Sweep in Peace (Innkeeper Chronicles #2)

“Damn it, don’t you have a crumb of conscience? Is there any drop of kindness in your soul, or is it all just cold dark greed?”


Nuan Cee bared his teeth. “There are three thousand of our people on Nexus. There are families and children. He is keeping them alive.”

“What the hell were you thinking, putting children on Nexus in the first place? Move them out.”

“Don’t you think I would if I could? They have no place to go. They are not welcome anywhere.”

The realization hit me. The Kuan lees, the cast outs. He had staffed Nexus colony with the exiles.

Nuan Cee turned away and waved at the screen, his paw limp. “Archive number ten twenty-four.”

A long procession of foxes appeared on the screen, moving one by one into a shrine, carrying little lanterns.

“In our society, family is everything. Clan is everything. When I look back, I should see the line of my ancestors stretching through time, long and unbroken. It is they who give us strength and wisdom. Our clan. Our pack. Our past and the wealth of our clan’s deeds. When one of us commits a crime, when he or she is found weak or unworthy, they are cast out. Such is the way of the forest. Only the strong and the useful survive. The cast outs are cut off from their clan. They have no shrines. They can’t pray to their ancestors. They can’t ask for solace or guidance. Their children grow up adrift, not knowing where they come from, branches severed from the tree of their clan and family forever. Some don’t even know their fathers. They have no home. They’re not welcome anywhere. My father was a Kuan. He was a criminal and the son of a criminal.”

Grandmother stepped out of the shadows and came to sit on the couch, quiet as a ghost.

“And when my mother fell in love with him and her clan paid a fortune, the worth of a small planet, to include him into our clan, he had a choice. He could go with my mother and cut off all ties with his clan or he could stay an outcast. My father’s mother told him to walk away from her and his sisters and to never look back. His own mother. She gave up her child so he could have a better life.” Nuan Cee’s voice shook. “I don’t know my other grandmother. She is gone now. Her soul is floating out there, lost and gone, crying out for the light and I can’t even light a candle in a shrine to help her find her way. I am a cripple. I have not been able to bring myself to sire children, for they will be crippled like me. They will not know half of their family.”

He swiped the tears from his eyes. “It took me decades to wrestle away the rights to Nexus. It is rich. I had offered a third of the profits we’ll reap to the Clans Assembly. A royal sum. In return, they let me settle the exiled ones on Nexus. They let me forge them into their own clan. They will receive dispensation to raise their shrines.”

His eyes shone. “Their children won’t have to wonder if they are just specks of dust in the nothingness. They will be connected. They will light their candles and speak to those who passed on. That’s why the exiled ones volunteered to come to Nexus, knowing they could never leave and that for the rest of the Galaxy, where time moves slower, they will be dead long before anyone else they know. They left what little they had behind and trusted me to bring them there. They cannot leave now, because they have no place to go.”

He had brought thousands of his people to Nexus and now they were stranded.

“I must have peace to turn a profit. And now the peace treaty is dead and the least I can do is keep them safe for as long as I can. You cannot have Sean. Ask me anything but that.”

He would never let Sean go. Sean would return to Nexus and die there. I had to save him. I had to do something. Anything.

“What if there is peace?”

“There won’t be. The otrokari are ready to leave and the Anocracy is torn by their feud.”

My mouth had gone dry. I licked my lips. “Here is my bargain: you owe me. If I get the peace treaty signed, you will let Sean go.”

Nuan Cee shook his head.

“You’re wrong,” Grandmother said, her voice quiet.

I nearly jumped, I’d never heard her say a word and almost forgot she was there.
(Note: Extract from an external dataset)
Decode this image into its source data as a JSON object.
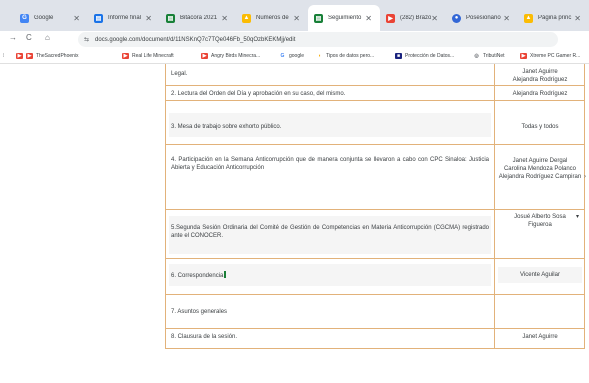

Nuan Cee turned, startled.

“We have caused her an injury,” Grandmother said. “We owe her a debt. We owe her parents a debt after everything they have done for us.”
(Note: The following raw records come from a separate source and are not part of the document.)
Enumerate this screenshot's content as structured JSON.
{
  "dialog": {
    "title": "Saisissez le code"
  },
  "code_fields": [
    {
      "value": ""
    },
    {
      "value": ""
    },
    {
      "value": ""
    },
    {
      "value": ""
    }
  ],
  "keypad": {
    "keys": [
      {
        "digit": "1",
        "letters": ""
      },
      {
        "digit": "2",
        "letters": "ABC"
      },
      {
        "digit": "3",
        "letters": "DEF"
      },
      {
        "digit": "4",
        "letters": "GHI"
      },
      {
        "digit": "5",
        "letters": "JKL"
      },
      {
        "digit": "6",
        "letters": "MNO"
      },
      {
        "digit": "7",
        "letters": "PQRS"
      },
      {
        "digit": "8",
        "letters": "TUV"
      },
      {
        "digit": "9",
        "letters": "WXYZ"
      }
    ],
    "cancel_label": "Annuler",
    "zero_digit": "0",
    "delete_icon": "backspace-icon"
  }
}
Nuan Cee bowed his head. “As you wish. If the peace treaty is signed and upheld, I will release Sean Evans from my service. That will wipe the slate clean between us. You have my promise.”
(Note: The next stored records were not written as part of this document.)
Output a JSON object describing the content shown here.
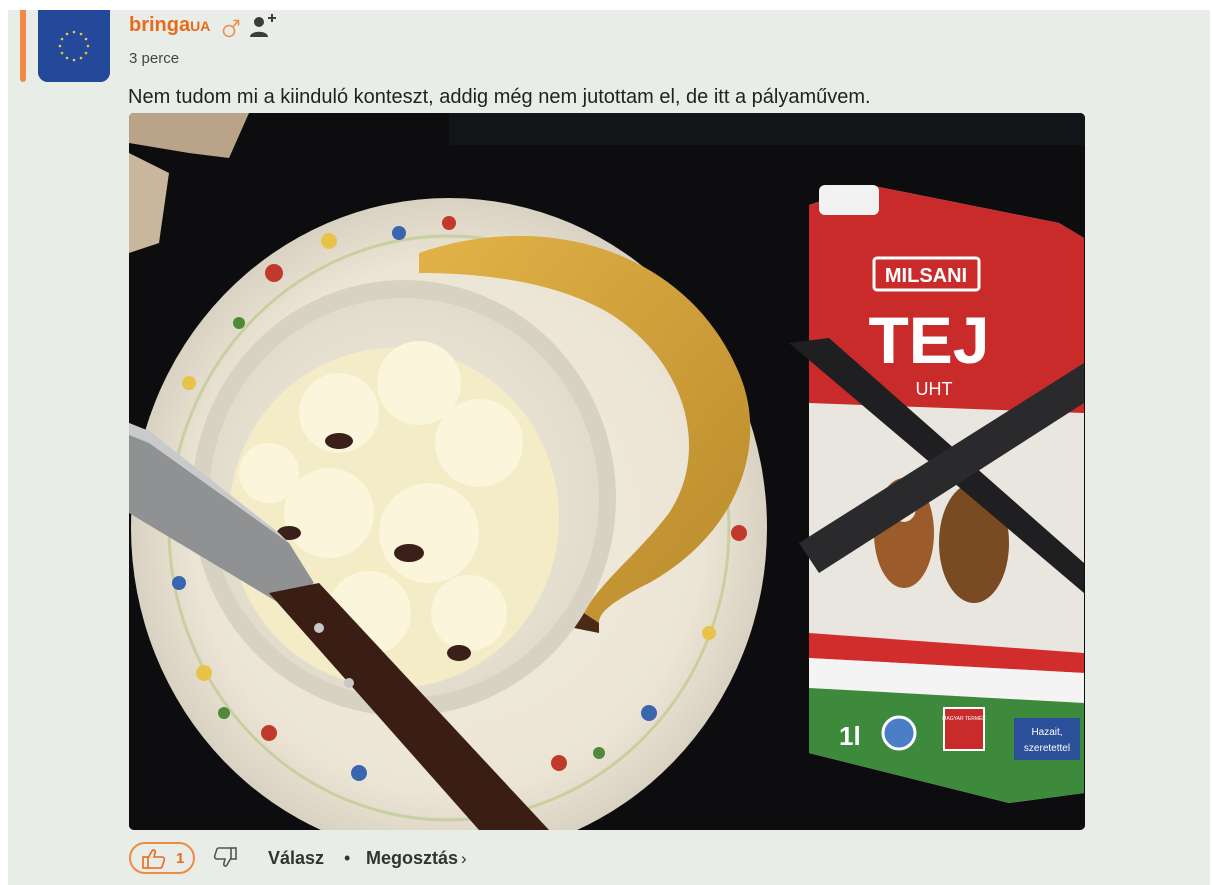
{
  "comment": {
    "username": "bringa",
    "username_suffix": "UA",
    "gender_icon": "male-symbol-icon",
    "follow_icon": "add-friend-icon",
    "time": "3 perce",
    "text": "Nem tudom mi a kiinduló konteszt, addig még nem jutottam el, de itt a pályaművem.",
    "accent_color": "#e86a1b",
    "background_color": "#e9ede7"
  },
  "photo": {
    "brand": "MILSANI",
    "product": "TEJ",
    "type": "UHT",
    "volume": "1l",
    "badge_line1": "Hazait,",
    "badge_line2": "szeretettel",
    "seal_text": "MAGYAR TERMÉK"
  },
  "actions": {
    "like_icon": "thumbs-up-icon",
    "like_count": "1",
    "dislike_icon": "thumbs-down-icon",
    "reply_label": "Válasz",
    "separator": "•",
    "share_label": "Megosztás",
    "share_chevron": "›"
  }
}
That was the best I could get. I had to find a way to bring them together and convince them to end this insane war. Desperation wrapped around me like a noose. How in the world would I do that? I didn’t even know where to start. I was numb and terrified at the same time. I had to move, go, do something, but all I could do was sit. Everything else seemed too hard.

We sat in the quiet gloom watching the procession of foxes at the shrine.